Una de tantas noches, Celeste llegó más callada de lo habitual y con el ojo morado. Esto se fue repitiendo por varios días, que pasaron a ser semanas, hasta que prácticamente Celeste empezó a desaparecer en una gran mancha morada que se trasladaba a diversas partes de su cuerpo: algunas veces en el rostro, otras en las piernas, su cuello, sus brazos. A medida que esto pasaba, Celeste se fue tornando más distante y malhumorada. Hasta que un día ella llegó ataviada de un buzo escolar y no con su habitual indumentaria de trabajo.
—Lunareja, vengo a despedirme, ensayó una sonrisa que le salió triste.
— ¿Qué pasó? ¿A dónde vas? ¿pero regresas? —, le preguntó Azul de manera atropellada y confundida.
—No me preguntes eso, ni yo misma lo sé. Pero seguro un día de estos me aparezco, así que cuídame mi esquina— intentó probar una risotada, que se retuvo en su garganta.
Azul quería decirle que la extrañaría, que no se marchará, que se fuera con ella, que lo que le estuviera pasando podrían solucionarlo juntas. Pero no se atrevió, todos esos deseos se atoraron en sus ojos y fluyeron en forma de lágrimas.
—Vamos lunareja, no llores, que vas a hacer que se me corra el maquillaje — se detuvo, tomó aire para no contagiarse del llanto y continuó.

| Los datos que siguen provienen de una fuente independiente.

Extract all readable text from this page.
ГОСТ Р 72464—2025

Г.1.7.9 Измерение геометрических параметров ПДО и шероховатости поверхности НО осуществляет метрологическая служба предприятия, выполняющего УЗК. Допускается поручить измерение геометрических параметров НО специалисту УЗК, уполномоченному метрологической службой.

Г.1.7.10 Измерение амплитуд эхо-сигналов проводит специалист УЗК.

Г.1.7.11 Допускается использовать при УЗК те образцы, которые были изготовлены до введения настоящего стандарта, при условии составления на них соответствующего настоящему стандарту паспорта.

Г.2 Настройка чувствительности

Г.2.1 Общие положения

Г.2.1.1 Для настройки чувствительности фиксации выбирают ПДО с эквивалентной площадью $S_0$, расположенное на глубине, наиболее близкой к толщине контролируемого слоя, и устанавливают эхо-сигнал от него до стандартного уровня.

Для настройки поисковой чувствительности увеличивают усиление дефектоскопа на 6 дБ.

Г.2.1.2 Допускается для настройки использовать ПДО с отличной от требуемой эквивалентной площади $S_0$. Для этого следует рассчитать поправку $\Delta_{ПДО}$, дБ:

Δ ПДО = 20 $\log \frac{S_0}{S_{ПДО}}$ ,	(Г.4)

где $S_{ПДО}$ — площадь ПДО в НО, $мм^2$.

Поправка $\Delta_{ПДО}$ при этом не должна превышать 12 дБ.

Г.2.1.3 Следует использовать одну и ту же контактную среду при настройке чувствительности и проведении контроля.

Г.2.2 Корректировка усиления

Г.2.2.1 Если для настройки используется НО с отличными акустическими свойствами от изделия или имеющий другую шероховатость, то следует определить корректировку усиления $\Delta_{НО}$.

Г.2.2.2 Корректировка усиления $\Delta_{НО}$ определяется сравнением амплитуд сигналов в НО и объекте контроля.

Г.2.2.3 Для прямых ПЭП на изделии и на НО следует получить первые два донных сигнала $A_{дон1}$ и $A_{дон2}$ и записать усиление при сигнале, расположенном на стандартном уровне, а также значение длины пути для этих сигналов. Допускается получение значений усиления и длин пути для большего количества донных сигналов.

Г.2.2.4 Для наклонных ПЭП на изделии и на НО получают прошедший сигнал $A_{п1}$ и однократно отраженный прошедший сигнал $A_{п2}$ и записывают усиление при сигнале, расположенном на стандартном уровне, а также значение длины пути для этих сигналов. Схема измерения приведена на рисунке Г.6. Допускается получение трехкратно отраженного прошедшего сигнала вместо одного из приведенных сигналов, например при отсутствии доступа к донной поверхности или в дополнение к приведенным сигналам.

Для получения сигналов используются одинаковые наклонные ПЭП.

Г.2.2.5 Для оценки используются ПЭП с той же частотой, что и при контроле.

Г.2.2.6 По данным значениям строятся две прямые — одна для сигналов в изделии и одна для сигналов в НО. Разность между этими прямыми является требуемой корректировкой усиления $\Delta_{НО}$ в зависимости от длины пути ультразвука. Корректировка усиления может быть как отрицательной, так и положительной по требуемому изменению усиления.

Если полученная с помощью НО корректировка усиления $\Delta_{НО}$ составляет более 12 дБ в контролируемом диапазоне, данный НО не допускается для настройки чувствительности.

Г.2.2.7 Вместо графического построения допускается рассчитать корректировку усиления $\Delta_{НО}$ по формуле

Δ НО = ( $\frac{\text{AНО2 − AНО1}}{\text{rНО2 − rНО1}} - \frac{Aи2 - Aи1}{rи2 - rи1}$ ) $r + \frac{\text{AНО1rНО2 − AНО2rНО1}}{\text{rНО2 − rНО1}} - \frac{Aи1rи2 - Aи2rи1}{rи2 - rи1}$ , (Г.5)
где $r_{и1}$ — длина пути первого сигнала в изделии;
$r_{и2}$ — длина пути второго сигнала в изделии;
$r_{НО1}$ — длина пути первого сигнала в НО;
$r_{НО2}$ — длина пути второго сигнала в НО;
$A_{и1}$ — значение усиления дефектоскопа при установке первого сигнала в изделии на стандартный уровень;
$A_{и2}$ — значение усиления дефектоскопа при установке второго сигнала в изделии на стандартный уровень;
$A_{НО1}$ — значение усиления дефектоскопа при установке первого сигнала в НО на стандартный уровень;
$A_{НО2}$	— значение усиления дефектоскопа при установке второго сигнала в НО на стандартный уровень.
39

—Ahora sí en serio Azul —rara vez la había llamado por su nombre—, ya no vengas más aquí a vender, este maldito lugar te atrapa y un día no te dejará salir. Le dio un beso en la frente y se fue.
***
Tres años pasaron. Lo que tenía que ser, fue. Celeste nunca regresó, pero no importó. La calle siguió cobrando su ofrenda: almas rotas, cuerpos sin esperanzas, deseos ahogados. Desplegó su red, y mariposas rompieron sus alas, para alimentar al insaciable monstruo.
—Mamacita, ¿a cuánto?
Y la mujer de la falda bermellón, labios fosforescentes y rostro bañado de pecas, le devolvió una mirada displicente: cien el servicio completo y cincuenta la chupada.